Scale Test-Time Compute on Modern Hardware
Abstract
Large language models have achieved significant breakthroughs in reasoning tasks, relying on the effective use of test-time compute. Techniques such as chain-of-thought and sampling-based strategies have shown that increasing test-time computation can dramatically enhance model performance. Our recent scaling law analyses highlight the critical role of test-time compute in enabling advanced reasoning, beyond what pretraining can offer. We also provide a practical analysis of hardware efficiency, revealing where bottlenecks arise and how they differ fundamentally from those in pretraining. Scaling test-time compute on modern hardware presents unique challenges. Compared to training workloads, test-time compute often exhibits low parallelism, irregular workload, frequent memory I/O, and dynamic execution paths, all of which make efficient deployment difficult.
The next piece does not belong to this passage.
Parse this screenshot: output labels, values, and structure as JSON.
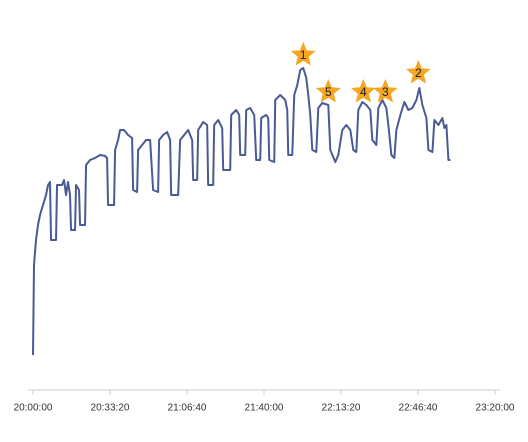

Therefore, practical scalability is often bottlenecked by system constraints, such as attention-related memory overheads and limited compute utilization. To address these challenges, the community has explored solutions across both systems and algorithms. On the system side, advancements include memory-efficient key-value cache management, optimized attention kernels, and scheduling mechanisms for adaptive resource allocation. On the algorithm side, emerging work has proposed model architectures and parallel generation paradigms that better align with hardware. This tutorial aims to provide a comprehensive overview of the landscape of scalable test-time compute. We will cover foundational challenges, review recent progress from both system and algorithm perspectives, and discuss principles for building solutions that are truly compatible with modern hardware. By bridging theory with deployment realities, we hope this tutorial will inspire and accelerate the development of practical, scalable LLM agent systems.